Here’s a refresher of how the billing metrics (mentioned above) are defined:

  • A sync operation is when a single row is synced from the PowerSync Service to a client.
  • Data processing is calculated as the sum of:
    • Data replicated from your source database(s) to PowerSync Service instances
    • Data synced from PowerSync Service instances to clients.
  • Peak concurrent connections is the peak number of client connections active at the same time across all apps in your organization.

Data synced is now the only metric we use to measure data throughput for billing. Sync operations and data processing metrics have been removed.

Additionally, the overage rate for peak concurrent connections will increase from $15 to $30 per 1,000 concurrent connections.

Pro and Team plans are still usage-based: the base fee includes a certain baseline usage allowance, and usage overages beyond that have an additional cost.

Here’s a summary of what’s changing:

Pricing model comparison
Infrastructure component Previous model New model
Replication operations (count) not billed not billed
Data replicated (per GB) Billed as data processing @ $0.15 per GB after the first 30 GB. not billed
Sync operations (count) $2.00 per 1,000,000 after the first 10,000,000. not billed
Data synced (per GB) Billed as data processing @ $0.15 per GB after the first 30 GB. $1.00 per GB after the first 30 GB.
Peak concurrent connections (count) $15 per 1,000 after the first 1,000. $30 per 1,000 after the first 1,000.
Data hosted (per GB) $1 per GB after the first 10 GB. no change

Previous model

New model

Our pricing page has been updated, and new customers are already on the new model.

How we reasoned about it

Our goal was to reduce the impact of sync operation spikes on customers, while making sure that our relevant infrastructure costs are covered.

In practice, every sync operation already contributes to data processing, which can be calculated as: the number of operations synced × the average size of a row. So when you sync a row, it contributes to both the number of sync operations and to data processing. 

By removing sync operations as a separate billing metric, your usage is now mainly measured in data terms (GB). This is more intuitive for developers to reason about, keeps billing simpler, and ties in better with our actual cost driver — the infrastructure needed to move data. 

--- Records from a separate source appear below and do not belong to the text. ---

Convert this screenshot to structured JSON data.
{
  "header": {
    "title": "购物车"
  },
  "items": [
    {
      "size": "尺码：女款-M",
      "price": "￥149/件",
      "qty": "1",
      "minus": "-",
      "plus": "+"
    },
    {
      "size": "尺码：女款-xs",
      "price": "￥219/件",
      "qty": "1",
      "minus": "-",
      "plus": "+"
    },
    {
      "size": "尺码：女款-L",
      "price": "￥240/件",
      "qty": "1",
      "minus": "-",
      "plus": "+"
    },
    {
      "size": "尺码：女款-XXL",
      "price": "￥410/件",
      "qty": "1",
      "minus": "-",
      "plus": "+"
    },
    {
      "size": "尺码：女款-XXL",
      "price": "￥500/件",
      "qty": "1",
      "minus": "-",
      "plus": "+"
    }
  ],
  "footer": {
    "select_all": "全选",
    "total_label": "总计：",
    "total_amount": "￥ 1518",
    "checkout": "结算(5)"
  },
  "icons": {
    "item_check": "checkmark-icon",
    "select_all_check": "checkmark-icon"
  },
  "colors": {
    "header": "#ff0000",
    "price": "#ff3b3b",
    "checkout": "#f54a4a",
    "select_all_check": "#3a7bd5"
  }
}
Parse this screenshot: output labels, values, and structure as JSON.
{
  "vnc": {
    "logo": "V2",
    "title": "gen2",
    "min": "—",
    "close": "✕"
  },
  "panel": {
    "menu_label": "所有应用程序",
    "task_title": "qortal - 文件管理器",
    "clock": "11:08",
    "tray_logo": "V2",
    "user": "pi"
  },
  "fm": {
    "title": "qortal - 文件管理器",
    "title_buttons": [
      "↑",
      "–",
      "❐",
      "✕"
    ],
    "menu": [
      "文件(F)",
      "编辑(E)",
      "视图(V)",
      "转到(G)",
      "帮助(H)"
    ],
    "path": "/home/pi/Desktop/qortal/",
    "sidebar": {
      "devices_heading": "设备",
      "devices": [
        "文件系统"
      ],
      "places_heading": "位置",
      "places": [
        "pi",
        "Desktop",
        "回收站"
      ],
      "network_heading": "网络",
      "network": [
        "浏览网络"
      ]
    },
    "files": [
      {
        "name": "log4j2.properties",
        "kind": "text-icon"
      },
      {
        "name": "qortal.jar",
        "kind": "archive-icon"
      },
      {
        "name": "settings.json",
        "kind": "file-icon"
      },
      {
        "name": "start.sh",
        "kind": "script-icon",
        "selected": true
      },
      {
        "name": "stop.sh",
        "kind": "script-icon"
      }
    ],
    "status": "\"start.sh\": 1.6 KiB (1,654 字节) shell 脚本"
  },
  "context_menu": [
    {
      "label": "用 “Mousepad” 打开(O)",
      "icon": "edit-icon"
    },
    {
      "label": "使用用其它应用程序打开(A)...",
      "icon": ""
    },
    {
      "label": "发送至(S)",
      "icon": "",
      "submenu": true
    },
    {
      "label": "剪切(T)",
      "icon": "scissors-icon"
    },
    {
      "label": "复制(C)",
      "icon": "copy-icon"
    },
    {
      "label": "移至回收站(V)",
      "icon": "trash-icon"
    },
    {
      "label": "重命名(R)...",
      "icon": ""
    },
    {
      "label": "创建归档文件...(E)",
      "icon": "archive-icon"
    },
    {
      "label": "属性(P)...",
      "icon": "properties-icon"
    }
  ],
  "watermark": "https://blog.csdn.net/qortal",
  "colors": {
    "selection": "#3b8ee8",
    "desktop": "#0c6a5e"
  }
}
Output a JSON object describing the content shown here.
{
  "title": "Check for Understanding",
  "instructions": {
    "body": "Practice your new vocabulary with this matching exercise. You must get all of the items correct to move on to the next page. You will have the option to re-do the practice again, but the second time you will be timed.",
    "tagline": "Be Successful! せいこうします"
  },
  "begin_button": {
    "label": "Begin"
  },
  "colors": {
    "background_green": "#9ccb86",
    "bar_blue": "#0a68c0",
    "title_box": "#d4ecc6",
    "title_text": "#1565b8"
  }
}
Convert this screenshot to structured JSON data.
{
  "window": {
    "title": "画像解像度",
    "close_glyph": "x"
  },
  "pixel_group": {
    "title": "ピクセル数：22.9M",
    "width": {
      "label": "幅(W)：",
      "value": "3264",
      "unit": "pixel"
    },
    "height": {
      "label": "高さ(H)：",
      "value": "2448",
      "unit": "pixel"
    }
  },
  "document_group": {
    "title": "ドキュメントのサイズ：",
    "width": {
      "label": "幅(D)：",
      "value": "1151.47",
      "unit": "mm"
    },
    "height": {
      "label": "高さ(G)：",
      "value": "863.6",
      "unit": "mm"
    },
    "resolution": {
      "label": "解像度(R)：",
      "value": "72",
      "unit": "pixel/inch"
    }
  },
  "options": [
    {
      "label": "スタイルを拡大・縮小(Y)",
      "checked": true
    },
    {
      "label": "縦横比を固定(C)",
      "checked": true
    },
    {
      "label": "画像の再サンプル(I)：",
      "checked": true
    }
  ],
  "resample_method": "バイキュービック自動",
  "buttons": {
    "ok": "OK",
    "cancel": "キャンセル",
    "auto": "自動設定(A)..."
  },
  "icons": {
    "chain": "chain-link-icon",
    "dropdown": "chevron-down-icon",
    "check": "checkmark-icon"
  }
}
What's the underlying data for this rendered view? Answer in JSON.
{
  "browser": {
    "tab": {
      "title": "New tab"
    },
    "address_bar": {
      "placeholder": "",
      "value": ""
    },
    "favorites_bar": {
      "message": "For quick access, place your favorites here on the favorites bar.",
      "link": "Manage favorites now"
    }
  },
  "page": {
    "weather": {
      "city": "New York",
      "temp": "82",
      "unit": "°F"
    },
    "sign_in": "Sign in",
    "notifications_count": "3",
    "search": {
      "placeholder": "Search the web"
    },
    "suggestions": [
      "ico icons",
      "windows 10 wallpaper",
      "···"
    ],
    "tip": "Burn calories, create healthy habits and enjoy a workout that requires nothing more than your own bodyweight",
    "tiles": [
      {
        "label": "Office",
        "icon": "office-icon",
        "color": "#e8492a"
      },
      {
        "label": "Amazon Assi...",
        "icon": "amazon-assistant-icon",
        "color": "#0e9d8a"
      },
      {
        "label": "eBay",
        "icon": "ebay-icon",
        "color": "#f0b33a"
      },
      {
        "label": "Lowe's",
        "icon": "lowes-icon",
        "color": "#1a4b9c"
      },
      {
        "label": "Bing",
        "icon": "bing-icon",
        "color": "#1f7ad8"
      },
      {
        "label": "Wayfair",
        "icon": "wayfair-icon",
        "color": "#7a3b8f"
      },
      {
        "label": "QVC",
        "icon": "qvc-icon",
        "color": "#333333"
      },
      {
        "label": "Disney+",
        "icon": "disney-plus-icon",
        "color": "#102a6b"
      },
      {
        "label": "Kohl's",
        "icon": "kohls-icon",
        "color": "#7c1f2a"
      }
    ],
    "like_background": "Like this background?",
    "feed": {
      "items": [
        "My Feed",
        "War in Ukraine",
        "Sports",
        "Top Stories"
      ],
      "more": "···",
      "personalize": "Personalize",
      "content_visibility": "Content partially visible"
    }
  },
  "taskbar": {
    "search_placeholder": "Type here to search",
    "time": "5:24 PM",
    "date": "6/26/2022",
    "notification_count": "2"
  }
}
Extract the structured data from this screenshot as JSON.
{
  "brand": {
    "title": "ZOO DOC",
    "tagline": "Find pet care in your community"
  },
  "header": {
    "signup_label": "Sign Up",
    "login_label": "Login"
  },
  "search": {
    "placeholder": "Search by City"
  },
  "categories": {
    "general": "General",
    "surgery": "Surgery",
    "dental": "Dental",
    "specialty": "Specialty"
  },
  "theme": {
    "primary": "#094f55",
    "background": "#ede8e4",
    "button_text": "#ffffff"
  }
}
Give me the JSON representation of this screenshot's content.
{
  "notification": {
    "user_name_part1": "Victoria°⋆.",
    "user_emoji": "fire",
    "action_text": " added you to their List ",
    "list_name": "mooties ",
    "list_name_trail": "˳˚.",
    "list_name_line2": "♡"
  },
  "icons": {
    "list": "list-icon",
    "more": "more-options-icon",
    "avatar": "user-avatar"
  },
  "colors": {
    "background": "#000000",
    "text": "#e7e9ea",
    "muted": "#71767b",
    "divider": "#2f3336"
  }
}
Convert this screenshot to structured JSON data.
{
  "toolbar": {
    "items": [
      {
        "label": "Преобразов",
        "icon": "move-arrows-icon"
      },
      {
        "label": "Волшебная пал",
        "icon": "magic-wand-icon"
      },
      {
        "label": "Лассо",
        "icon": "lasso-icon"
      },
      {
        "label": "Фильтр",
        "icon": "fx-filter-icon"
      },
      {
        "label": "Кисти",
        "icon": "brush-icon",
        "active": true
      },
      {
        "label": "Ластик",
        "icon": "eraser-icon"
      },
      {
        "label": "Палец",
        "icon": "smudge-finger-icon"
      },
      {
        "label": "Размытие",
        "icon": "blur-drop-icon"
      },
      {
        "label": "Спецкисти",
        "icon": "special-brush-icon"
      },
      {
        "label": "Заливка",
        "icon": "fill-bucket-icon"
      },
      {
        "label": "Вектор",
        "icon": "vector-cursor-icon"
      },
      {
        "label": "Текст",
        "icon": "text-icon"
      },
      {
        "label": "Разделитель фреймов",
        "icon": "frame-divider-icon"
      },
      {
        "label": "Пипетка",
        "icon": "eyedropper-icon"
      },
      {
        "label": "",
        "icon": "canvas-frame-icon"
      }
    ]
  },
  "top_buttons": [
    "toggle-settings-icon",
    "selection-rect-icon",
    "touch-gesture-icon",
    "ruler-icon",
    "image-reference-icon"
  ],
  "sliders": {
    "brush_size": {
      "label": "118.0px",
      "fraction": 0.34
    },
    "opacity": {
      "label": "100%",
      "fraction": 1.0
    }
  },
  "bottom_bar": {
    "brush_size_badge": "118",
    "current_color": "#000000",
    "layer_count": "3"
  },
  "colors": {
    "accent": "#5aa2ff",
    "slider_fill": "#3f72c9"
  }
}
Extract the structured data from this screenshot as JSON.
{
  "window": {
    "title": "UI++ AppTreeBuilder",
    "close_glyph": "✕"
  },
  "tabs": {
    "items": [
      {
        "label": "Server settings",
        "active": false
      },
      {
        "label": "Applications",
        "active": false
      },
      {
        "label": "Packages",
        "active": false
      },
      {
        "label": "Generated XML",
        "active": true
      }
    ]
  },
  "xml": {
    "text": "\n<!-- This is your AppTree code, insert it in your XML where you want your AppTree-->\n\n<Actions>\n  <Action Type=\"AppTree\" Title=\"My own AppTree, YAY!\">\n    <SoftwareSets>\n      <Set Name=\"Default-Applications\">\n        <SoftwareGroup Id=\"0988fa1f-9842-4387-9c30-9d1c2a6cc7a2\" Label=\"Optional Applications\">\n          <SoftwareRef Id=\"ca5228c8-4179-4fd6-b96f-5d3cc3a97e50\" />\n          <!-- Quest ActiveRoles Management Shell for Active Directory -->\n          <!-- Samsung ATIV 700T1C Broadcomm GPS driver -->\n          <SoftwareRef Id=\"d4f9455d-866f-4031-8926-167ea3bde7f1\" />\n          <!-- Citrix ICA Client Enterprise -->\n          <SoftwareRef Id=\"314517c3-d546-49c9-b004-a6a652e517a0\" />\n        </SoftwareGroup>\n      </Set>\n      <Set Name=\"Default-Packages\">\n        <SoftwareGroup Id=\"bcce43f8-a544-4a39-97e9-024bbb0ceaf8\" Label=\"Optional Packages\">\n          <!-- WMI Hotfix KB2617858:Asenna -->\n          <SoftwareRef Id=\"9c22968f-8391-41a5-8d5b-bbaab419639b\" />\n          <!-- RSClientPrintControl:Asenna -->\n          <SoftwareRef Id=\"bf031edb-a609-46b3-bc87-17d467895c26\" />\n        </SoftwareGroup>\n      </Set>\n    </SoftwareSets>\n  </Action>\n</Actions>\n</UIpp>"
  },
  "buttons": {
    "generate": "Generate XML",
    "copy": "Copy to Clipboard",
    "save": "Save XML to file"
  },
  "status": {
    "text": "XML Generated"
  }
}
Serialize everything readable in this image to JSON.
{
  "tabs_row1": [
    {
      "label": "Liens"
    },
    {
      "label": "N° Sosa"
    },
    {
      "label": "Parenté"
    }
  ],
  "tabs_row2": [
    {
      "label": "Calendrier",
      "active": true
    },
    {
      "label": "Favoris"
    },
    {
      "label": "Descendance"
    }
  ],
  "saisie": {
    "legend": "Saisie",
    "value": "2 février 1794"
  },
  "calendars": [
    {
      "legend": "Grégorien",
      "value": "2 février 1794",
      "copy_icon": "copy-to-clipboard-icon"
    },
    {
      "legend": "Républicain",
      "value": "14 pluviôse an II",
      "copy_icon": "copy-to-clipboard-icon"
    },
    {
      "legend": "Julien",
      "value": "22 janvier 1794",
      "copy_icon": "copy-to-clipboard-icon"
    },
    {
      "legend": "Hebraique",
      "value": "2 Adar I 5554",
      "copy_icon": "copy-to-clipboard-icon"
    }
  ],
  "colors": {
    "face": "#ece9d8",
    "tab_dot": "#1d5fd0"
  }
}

To make this sustainable, we had to look into increasing the $ rate for data synced (in our current model this forms part of the data processing line item). Historically, our infrastructure costs for replicating data have been lower than for syncing data. Increasing the rate for data processing as a whole meant our customers would pay disproportionately more for replicating data. We therefore decided to drop data replicated as a billing line item, and only bill data synced. We set the data synced rate to $1.00/GB, which is closer to our real infrastructure costs.

Our infrastructure costs for handling concurrent connections are currently over $50 per 1,000 connections. The previous $15 rate was far below that. We’re raising it to $30 — still well under our actual costs — to strike a balance between covering more of the cost and avoiding too steep a jump for existing customers. Over time we hope we can lower costs for this metric by optimizing our infrastructure further.

Impact on existing customers

We looked at each of our existing Pro and Team plan customers’ historic usage and invoices, and simulated their future billing using the new model. The outcome: 99% of customers will be paying less under the new pricing model, assuming similar usage.

We are working with existing customers to migrate them to the new pricing model and are aiming to have everyone migrated by 31 October 2025.

If you have any questions, feedback or concerns about this update, please get in touch.

Overall, we hope this will simplify billing and reduce billing surprises around sync operations.